新型コロナウイルスの重症化を防ぐ“切り札”として期待されている抗体カクテル療法。「投与室」を設置した大阪では26日から運用が始まっています。

 “明かり”は見えてきたのでしょうか。

 藤田医科大学病院・岩田充永副院長:「コロナとの付き合いが確実に変わる可能性がある」

 切り札と期待されるカクテル療法。課題も見えてきました。

 都内の感染状況を分析するモニタリング会議。

 新規感染者数は減ってピークは越えたようにも見えますが、医療提供体制は依然、厳しい状況を示しています。

 国立国際医療研究センター・大曲貴夫医師:「医療の提供体制は深刻な機能不全に陥っている。ここ1週間の新規陽性者数は横ばいにみえるが、このような高い数値が継続するだけでも状況は悪化する」

 政府分科会の尾身茂会長は、いわゆる“野戦病院”の必要性も訴えます。

 政府分科会・尾身茂会長:「もう少し臨時の医療施設的なものを作らないと今の状況には対応できない」

 その“病床逼迫(ひっぱく)”打開の切り札となるのでしょうか。

 藤田医科大学病院・岩田充永副院長:「外来で投与できるようになれば、こんな素晴らしいことはない」

 厚生労働省は軽症・中等症向けの点滴薬「抗体カクテル療法」について外来の患者にも条件付きで投与を認めると、都道府県に通知しました。

 藤田医科大学病院・岩田充永副院長:「8月11日から始めて70人治療を受けた」

 愛知県にある藤田医科大学病院では自宅療養者ら70人に抗体カクテル療法を始め、すでにその効果が表れていました。

 藤田医科大学病院・岩田充永副院長:「海外では死亡や重症化が7割減らせる研究結果に基づいて使っている。実際投与した人で重症化した人はいない」

 現在は重症化リスクのある自宅療養者らに病院で点滴を行い、1泊入院させて翌日、自宅に戻ってもらうケースが多いといいます。

 入院させることなく外来で可能となれば、治療のスピードアップを図ることができ、大きく局面を変えることができると期待を寄せます。

 藤田医科大学病院・岩田充永副院長:「陽性だったらすぐに地域で抗体カクテル療法を受けましょう。これができることで1週間後の入院病床が守られる。ウィズコロナを考えていけるフェーズが来るかも」

 大阪では宿泊療養者を対象に「抗体カクテル投与室」の運用が始まりました。

 大阪府・吉村知事:「重症化を防ぐ軽症時点で投与する唯一の薬が、この抗体カクテルになります。この抗体カクテルをできるだけ早い段階で軽症のうちにハイリスクの人に投与することで重症化を一人でも多く防いでいく。これを実現したい」

 課題も見えてきました。

 藤田医科大学病院・岩田充永副院長:「PCR検査の場合、結果が分かるのが翌日、翌々日だと(発症から)5日経っている。時間的な猶予は残されていない」

 抗体カクテル療法は発症から7日以内に治療する必要があります。

 発症して翌日に検査。その結果が翌々日に分かった場合、残り3日間で医療機関を探し、治療を受けなければいけません。

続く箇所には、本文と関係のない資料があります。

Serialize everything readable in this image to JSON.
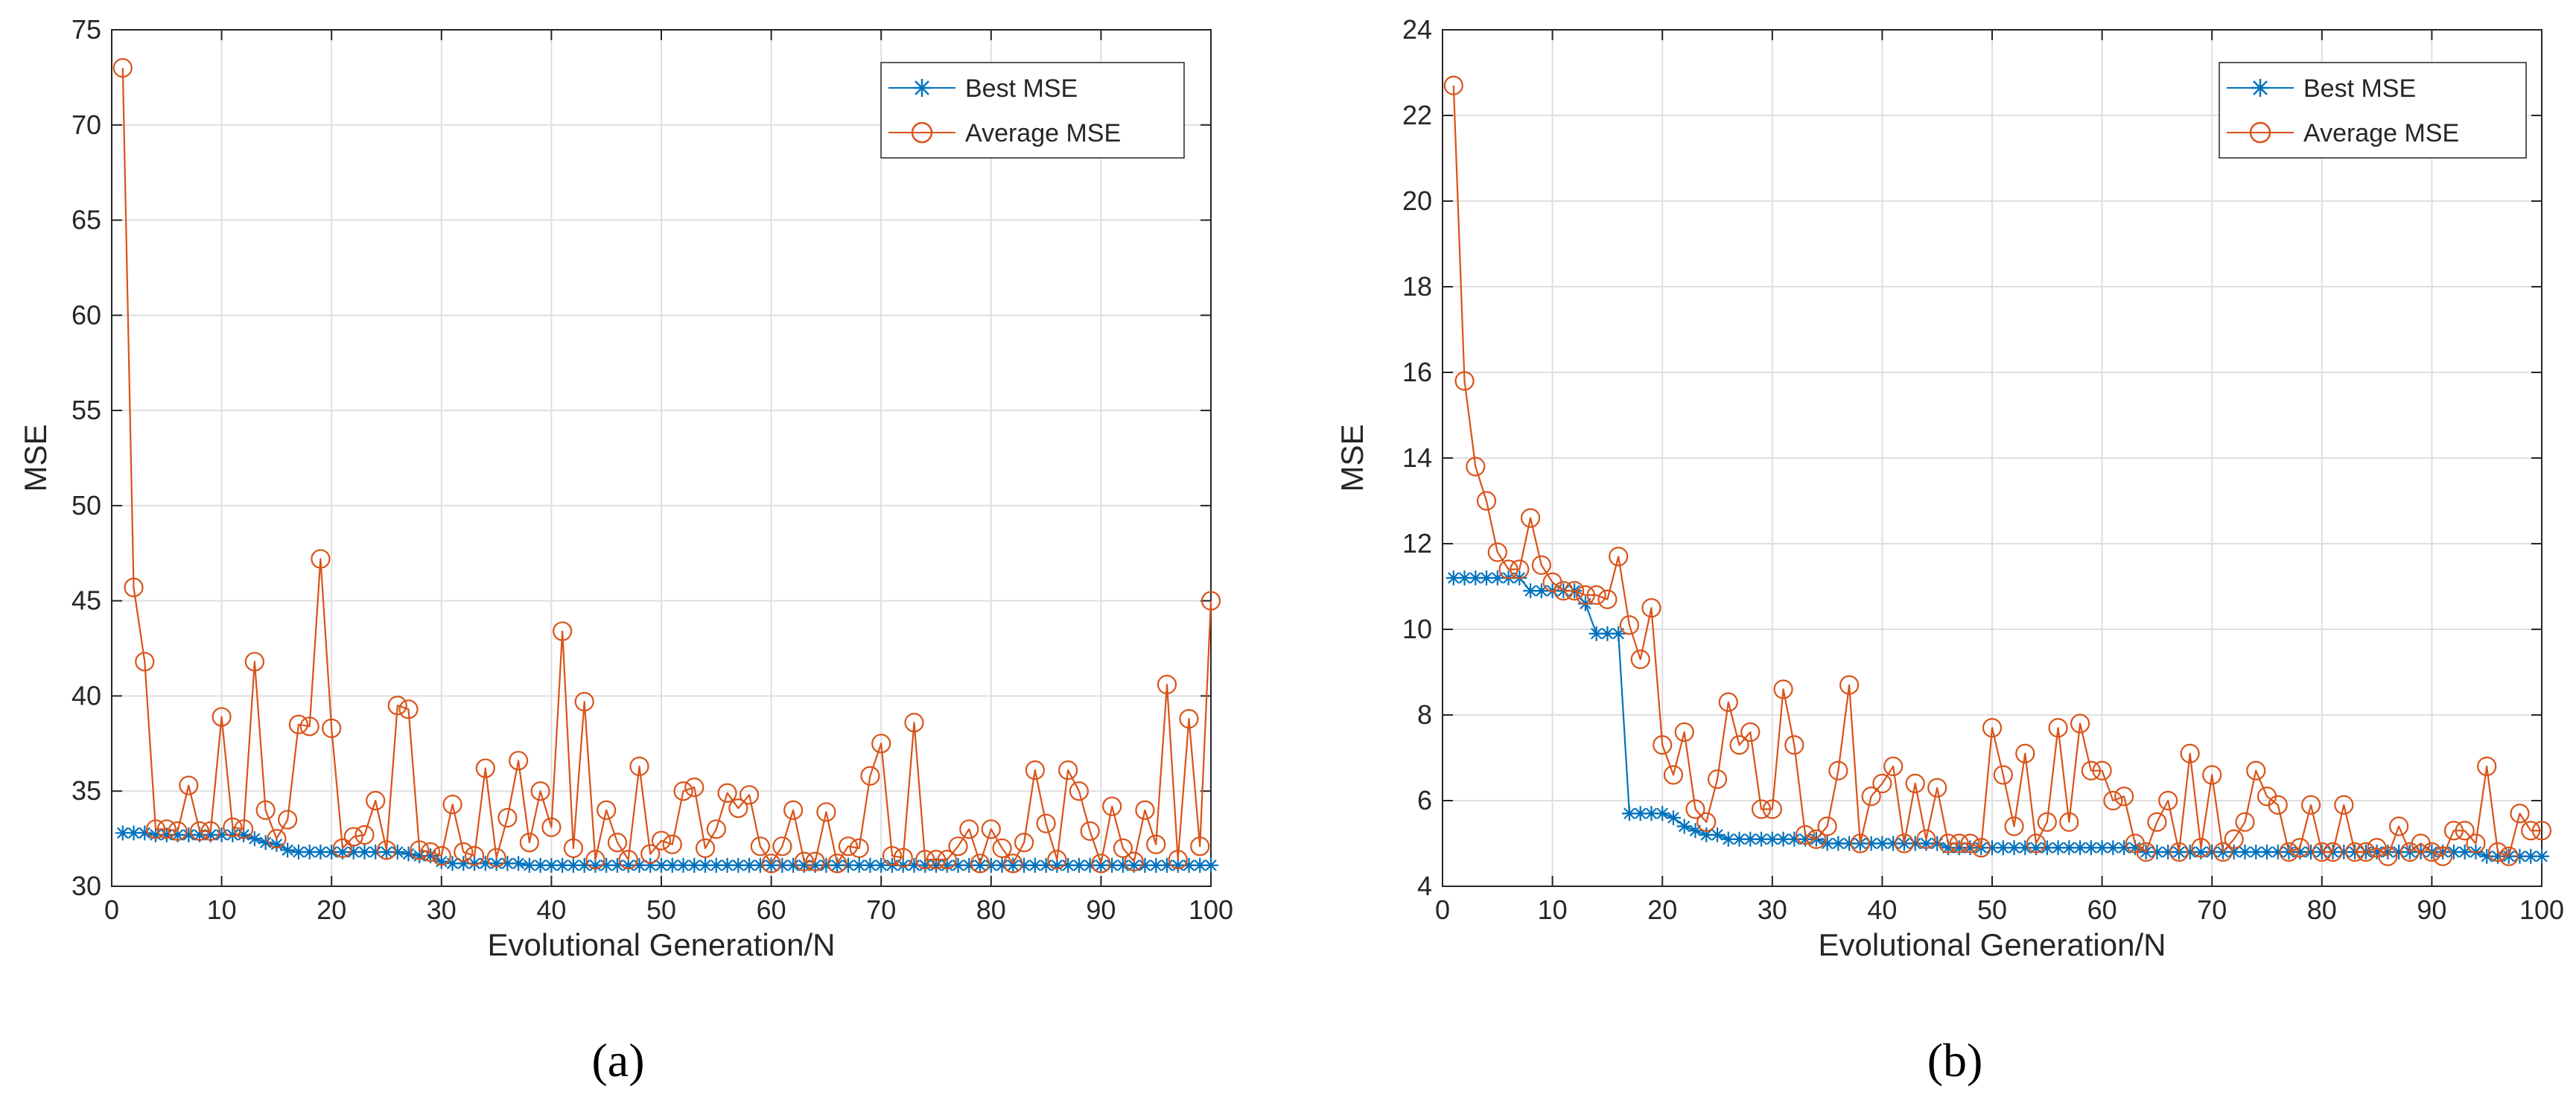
{
  "chart_data": [
    {
      "type": "line",
      "panel_label": "(a)",
      "xlabel": "Evolutional Generation/N",
      "ylabel": "MSE",
      "xlim": [
        0,
        100
      ],
      "ylim": [
        30,
        75
      ],
      "xticks": [
        0,
        10,
        20,
        30,
        40,
        50,
        60,
        70,
        80,
        90,
        100
      ],
      "yticks": [
        30,
        35,
        40,
        45,
        50,
        55,
        60,
        65,
        70,
        75
      ],
      "grid": true,
      "legend_position": "top-right",
      "series": [
        {
          "name": "Best MSE",
          "color": "#0072BD",
          "marker": "asterisk",
          "x": [
            1,
            2,
            3,
            4,
            5,
            6,
            7,
            8,
            9,
            10,
            11,
            12,
            13,
            14,
            15,
            16,
            17,
            18,
            19,
            20,
            21,
            22,
            23,
            24,
            25,
            26,
            27,
            28,
            29,
            30,
            31,
            32,
            33,
            34,
            35,
            36,
            37,
            38,
            39,
            40,
            41,
            42,
            43,
            44,
            45,
            46,
            47,
            48,
            49,
            50,
            51,
            52,
            53,
            54,
            55,
            56,
            57,
            58,
            59,
            60,
            61,
            62,
            63,
            64,
            65,
            66,
            67,
            68,
            69,
            70,
            71,
            72,
            73,
            74,
            75,
            76,
            77,
            78,
            79,
            80,
            81,
            82,
            83,
            84,
            85,
            86,
            87,
            88,
            89,
            90,
            91,
            92,
            93,
            94,
            95,
            96,
            97,
            98,
            99,
            100
          ],
          "values": [
            32.8,
            32.8,
            32.8,
            32.7,
            32.7,
            32.7,
            32.7,
            32.7,
            32.7,
            32.7,
            32.7,
            32.7,
            32.5,
            32.3,
            32.2,
            31.9,
            31.8,
            31.8,
            31.8,
            31.8,
            31.8,
            31.8,
            31.8,
            31.8,
            31.8,
            31.8,
            31.7,
            31.6,
            31.6,
            31.3,
            31.2,
            31.2,
            31.2,
            31.2,
            31.2,
            31.2,
            31.2,
            31.1,
            31.1,
            31.1,
            31.1,
            31.1,
            31.1,
            31.1,
            31.1,
            31.1,
            31.1,
            31.1,
            31.1,
            31.1,
            31.1,
            31.1,
            31.1,
            31.1,
            31.1,
            31.1,
            31.1,
            31.1,
            31.1,
            31.1,
            31.1,
            31.1,
            31.1,
            31.1,
            31.1,
            31.1,
            31.1,
            31.1,
            31.1,
            31.1,
            31.1,
            31.1,
            31.1,
            31.1,
            31.1,
            31.1,
            31.1,
            31.1,
            31.1,
            31.1,
            31.1,
            31.1,
            31.1,
            31.1,
            31.1,
            31.1,
            31.1,
            31.1,
            31.1,
            31.1,
            31.1,
            31.1,
            31.1,
            31.1,
            31.1,
            31.1,
            31.1,
            31.1,
            31.1,
            31.1
          ]
        },
        {
          "name": "Average MSE",
          "color": "#D95319",
          "marker": "circle",
          "x": [
            1,
            2,
            3,
            4,
            5,
            6,
            7,
            8,
            9,
            10,
            11,
            12,
            13,
            14,
            15,
            16,
            17,
            18,
            19,
            20,
            21,
            22,
            23,
            24,
            25,
            26,
            27,
            28,
            29,
            30,
            31,
            32,
            33,
            34,
            35,
            36,
            37,
            38,
            39,
            40,
            41,
            42,
            43,
            44,
            45,
            46,
            47,
            48,
            49,
            50,
            51,
            52,
            53,
            54,
            55,
            56,
            57,
            58,
            59,
            60,
            61,
            62,
            63,
            64,
            65,
            66,
            67,
            68,
            69,
            70,
            71,
            72,
            73,
            74,
            75,
            76,
            77,
            78,
            79,
            80,
            81,
            82,
            83,
            84,
            85,
            86,
            87,
            88,
            89,
            90,
            91,
            92,
            93,
            94,
            95,
            96,
            97,
            98,
            99,
            100
          ],
          "values": [
            73.0,
            45.7,
            41.8,
            33.0,
            33.0,
            32.9,
            35.3,
            32.9,
            32.9,
            38.9,
            33.1,
            33.0,
            41.8,
            34.0,
            32.5,
            33.5,
            38.5,
            38.4,
            47.2,
            38.3,
            32.0,
            32.6,
            32.7,
            34.5,
            31.9,
            39.5,
            39.3,
            31.9,
            31.8,
            31.6,
            34.3,
            31.8,
            31.6,
            36.2,
            31.5,
            33.6,
            36.6,
            32.3,
            35.0,
            33.1,
            43.4,
            32.0,
            39.7,
            31.4,
            34.0,
            32.3,
            31.4,
            36.3,
            31.7,
            32.4,
            32.2,
            35.0,
            35.2,
            32.0,
            33.0,
            34.9,
            34.1,
            34.8,
            32.1,
            31.2,
            32.1,
            34.0,
            31.3,
            31.3,
            33.9,
            31.2,
            32.1,
            32.0,
            35.8,
            37.5,
            31.6,
            31.5,
            38.6,
            31.4,
            31.4,
            31.4,
            32.1,
            33.0,
            31.2,
            33.0,
            32.0,
            31.2,
            32.3,
            36.1,
            33.3,
            31.4,
            36.1,
            35.0,
            32.9,
            31.2,
            34.2,
            32.0,
            31.3,
            34.0,
            32.2,
            40.6,
            31.4,
            38.8,
            32.1,
            45.0
          ]
        }
      ]
    },
    {
      "type": "line",
      "panel_label": "(b)",
      "xlabel": "Evolutional Generation/N",
      "ylabel": "MSE",
      "xlim": [
        0,
        100
      ],
      "ylim": [
        4,
        24
      ],
      "xticks": [
        0,
        10,
        20,
        30,
        40,
        50,
        60,
        70,
        80,
        90,
        100
      ],
      "yticks": [
        4,
        6,
        8,
        10,
        12,
        14,
        16,
        18,
        20,
        22,
        24
      ],
      "grid": true,
      "legend_position": "top-right",
      "series": [
        {
          "name": "Best MSE",
          "color": "#0072BD",
          "marker": "asterisk",
          "x": [
            1,
            2,
            3,
            4,
            5,
            6,
            7,
            8,
            9,
            10,
            11,
            12,
            13,
            14,
            15,
            16,
            17,
            18,
            19,
            20,
            21,
            22,
            23,
            24,
            25,
            26,
            27,
            28,
            29,
            30,
            31,
            32,
            33,
            34,
            35,
            36,
            37,
            38,
            39,
            40,
            41,
            42,
            43,
            44,
            45,
            46,
            47,
            48,
            49,
            50,
            51,
            52,
            53,
            54,
            55,
            56,
            57,
            58,
            59,
            60,
            61,
            62,
            63,
            64,
            65,
            66,
            67,
            68,
            69,
            70,
            71,
            72,
            73,
            74,
            75,
            76,
            77,
            78,
            79,
            80,
            81,
            82,
            83,
            84,
            85,
            86,
            87,
            88,
            89,
            90,
            91,
            92,
            93,
            94,
            95,
            96,
            97,
            98,
            99,
            100
          ],
          "values": [
            11.2,
            11.2,
            11.2,
            11.2,
            11.2,
            11.2,
            11.2,
            10.9,
            10.9,
            10.9,
            10.9,
            10.9,
            10.6,
            9.9,
            9.9,
            9.9,
            5.7,
            5.7,
            5.7,
            5.7,
            5.6,
            5.4,
            5.3,
            5.2,
            5.2,
            5.1,
            5.1,
            5.1,
            5.1,
            5.1,
            5.1,
            5.1,
            5.1,
            5.1,
            5.0,
            5.0,
            5.0,
            5.0,
            5.0,
            5.0,
            5.0,
            5.0,
            5.0,
            5.0,
            5.0,
            4.9,
            4.9,
            4.9,
            4.9,
            4.9,
            4.9,
            4.9,
            4.9,
            4.9,
            4.9,
            4.9,
            4.9,
            4.9,
            4.9,
            4.9,
            4.9,
            4.9,
            4.9,
            4.8,
            4.8,
            4.8,
            4.8,
            4.8,
            4.8,
            4.8,
            4.8,
            4.8,
            4.8,
            4.8,
            4.8,
            4.8,
            4.8,
            4.8,
            4.8,
            4.8,
            4.8,
            4.8,
            4.8,
            4.8,
            4.8,
            4.8,
            4.8,
            4.8,
            4.8,
            4.8,
            4.8,
            4.8,
            4.8,
            4.8,
            4.7,
            4.7,
            4.7,
            4.7,
            4.7,
            4.7
          ]
        },
        {
          "name": "Average MSE",
          "color": "#D95319",
          "marker": "circle",
          "x": [
            1,
            2,
            3,
            4,
            5,
            6,
            7,
            8,
            9,
            10,
            11,
            12,
            13,
            14,
            15,
            16,
            17,
            18,
            19,
            20,
            21,
            22,
            23,
            24,
            25,
            26,
            27,
            28,
            29,
            30,
            31,
            32,
            33,
            34,
            35,
            36,
            37,
            38,
            39,
            40,
            41,
            42,
            43,
            44,
            45,
            46,
            47,
            48,
            49,
            50,
            51,
            52,
            53,
            54,
            55,
            56,
            57,
            58,
            59,
            60,
            61,
            62,
            63,
            64,
            65,
            66,
            67,
            68,
            69,
            70,
            71,
            72,
            73,
            74,
            75,
            76,
            77,
            78,
            79,
            80,
            81,
            82,
            83,
            84,
            85,
            86,
            87,
            88,
            89,
            90,
            91,
            92,
            93,
            94,
            95,
            96,
            97,
            98,
            99,
            100
          ],
          "values": [
            22.7,
            15.8,
            13.8,
            13.0,
            11.8,
            11.4,
            11.4,
            12.6,
            11.5,
            11.1,
            10.9,
            10.9,
            10.8,
            10.8,
            10.7,
            11.7,
            10.1,
            9.3,
            10.5,
            7.3,
            6.6,
            7.6,
            5.8,
            5.5,
            6.5,
            8.3,
            7.3,
            7.6,
            5.8,
            5.8,
            8.6,
            7.3,
            5.2,
            5.1,
            5.4,
            6.7,
            8.7,
            5.0,
            6.1,
            6.4,
            6.8,
            5.0,
            6.4,
            5.1,
            6.3,
            5.0,
            5.0,
            5.0,
            4.9,
            7.7,
            6.6,
            5.4,
            7.1,
            5.0,
            5.5,
            7.7,
            5.5,
            7.8,
            6.7,
            6.7,
            6.0,
            6.1,
            5.0,
            4.8,
            5.5,
            6.0,
            4.8,
            7.1,
            4.9,
            6.6,
            4.8,
            5.1,
            5.5,
            6.7,
            6.1,
            5.9,
            4.8,
            4.9,
            5.9,
            4.8,
            4.8,
            5.9,
            4.8,
            4.8,
            4.9,
            4.7,
            5.4,
            4.8,
            5.0,
            4.8,
            4.7,
            5.3,
            5.3,
            5.0,
            6.8,
            4.8,
            4.7,
            5.7,
            5.3,
            5.3
          ]
        }
      ]
    }
  ]
}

 藤田医科大学病院・岩田充永副院長:「体調が悪いと思ったらすぐにPCR検査もしくは抗原検査を受けてもらう。各工程を縮める努力をしないといけない」

 薬剤の在庫量も危惧されます。

 社民党・福島瑞穂党首:「現場からは抗体カクテルが不足して来ていない、逼迫しているという声がある」

 厚労省の担当者:「具体的な確保量については相手方企業との間で秘密保持契約の義務もあるため答えは差し控えるが、投与対象となる患者数の見込みに対応できる量の確保を図っている」

 藤田医科大学病院・岩田充永副院長:「ワクチンの時に接種が加速してきたら突然供給が途絶えた苦い経験をしている。